Tim Baughman, representing the people in Poole, asked the court to not take up the test for retroactivity mentioned by Menlo but to instead use another that would clarify whether retroactivity was available in Parks. By that measure, Baughman said the court should decline to do so.

In all, justices fielded questions about the science behind that decision, whether they would be encroaching on the Legislature's inherent power and duty to extend the Parks rule and if they would be going too far in their own jurisprudence if it did decide to move the goalpost again.

Justice Richard Bernstein asked Menlo about how the court should legally draw the distinction between juveniles if the science keeps changing.

Menlo said the task before the bench was admittedly difficult.

"Any line that this court draws should be guided by the relevant science, and the court did reference a number of scientific studies and articles in the Parks opinion," she said. "All of those support our position here today that 19-year-olds are included in the definition of a late adolescent."

Chief Justice Elizabeth Clement doubled down on that question and expanded it to the 25 years old reference in the scientific studies that forged Parks. She asked Menlo how they should reconcile that given 25 years old is well into adulthood.

As Menlo reiterated her previous response, Clement asked pointedly why this shouldn't just be left up to the Legislature.

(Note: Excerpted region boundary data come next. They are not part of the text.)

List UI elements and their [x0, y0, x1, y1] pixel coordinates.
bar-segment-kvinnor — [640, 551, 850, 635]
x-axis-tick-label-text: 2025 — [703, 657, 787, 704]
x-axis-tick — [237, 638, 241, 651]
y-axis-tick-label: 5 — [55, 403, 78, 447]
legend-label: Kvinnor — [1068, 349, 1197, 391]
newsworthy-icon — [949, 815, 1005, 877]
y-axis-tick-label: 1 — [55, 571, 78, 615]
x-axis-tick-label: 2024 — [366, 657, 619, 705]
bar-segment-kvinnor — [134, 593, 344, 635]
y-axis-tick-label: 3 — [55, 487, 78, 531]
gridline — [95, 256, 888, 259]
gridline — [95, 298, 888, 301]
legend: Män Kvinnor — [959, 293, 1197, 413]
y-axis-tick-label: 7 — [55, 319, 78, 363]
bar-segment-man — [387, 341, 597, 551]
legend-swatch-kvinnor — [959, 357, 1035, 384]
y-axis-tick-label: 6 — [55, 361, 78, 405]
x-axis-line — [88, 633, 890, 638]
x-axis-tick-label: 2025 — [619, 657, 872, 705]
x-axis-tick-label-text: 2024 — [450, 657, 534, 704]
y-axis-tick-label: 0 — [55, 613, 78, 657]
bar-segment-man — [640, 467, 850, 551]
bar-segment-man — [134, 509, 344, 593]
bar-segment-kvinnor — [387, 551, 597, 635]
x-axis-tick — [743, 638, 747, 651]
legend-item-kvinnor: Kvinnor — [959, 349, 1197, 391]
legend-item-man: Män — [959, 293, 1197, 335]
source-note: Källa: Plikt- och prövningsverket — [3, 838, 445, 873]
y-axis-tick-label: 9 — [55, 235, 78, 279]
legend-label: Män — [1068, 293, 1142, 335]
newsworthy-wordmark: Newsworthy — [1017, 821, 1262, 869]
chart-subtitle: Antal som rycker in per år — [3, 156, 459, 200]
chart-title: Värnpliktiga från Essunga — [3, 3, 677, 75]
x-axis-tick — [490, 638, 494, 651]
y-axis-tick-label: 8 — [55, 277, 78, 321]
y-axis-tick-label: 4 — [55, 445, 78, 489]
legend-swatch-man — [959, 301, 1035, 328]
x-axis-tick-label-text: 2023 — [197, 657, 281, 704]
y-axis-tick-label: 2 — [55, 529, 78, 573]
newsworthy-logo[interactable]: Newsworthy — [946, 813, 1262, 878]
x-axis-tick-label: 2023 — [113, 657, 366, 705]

"The court has already said, here's the science. They've extended this to 18-year-olds. Why are you relying on the court to draw that line and say the science supports up until 25, but we're only going to extend it to under 21?" Clement asked. "Why aren't we leaving that to the Legislature to make that policy decision?"

The answer, Menlo said, was that the court was duty-bound to interpret and apply the law and the Constitution, and that's what it did in Parks. Doing so in Czarnecki and Taylor would be no different.

"The Legislature can make any law it chooses, but ultimately this court is the backstop as far as constitutionality," Menlo said. "And so, because the science applies equally here, everything that the court said in Parks when it interpreted the Michigan Constitution applies."

Clement said the struggle she was having and that the court might have is it may decide that 21 is that line but no further. Menlo said, with all due respect, that appellants may very well be back in court later to argue that 22 or 23 was the appropriate line if the court decides that Parks only applies to 19- and 20-year-olds.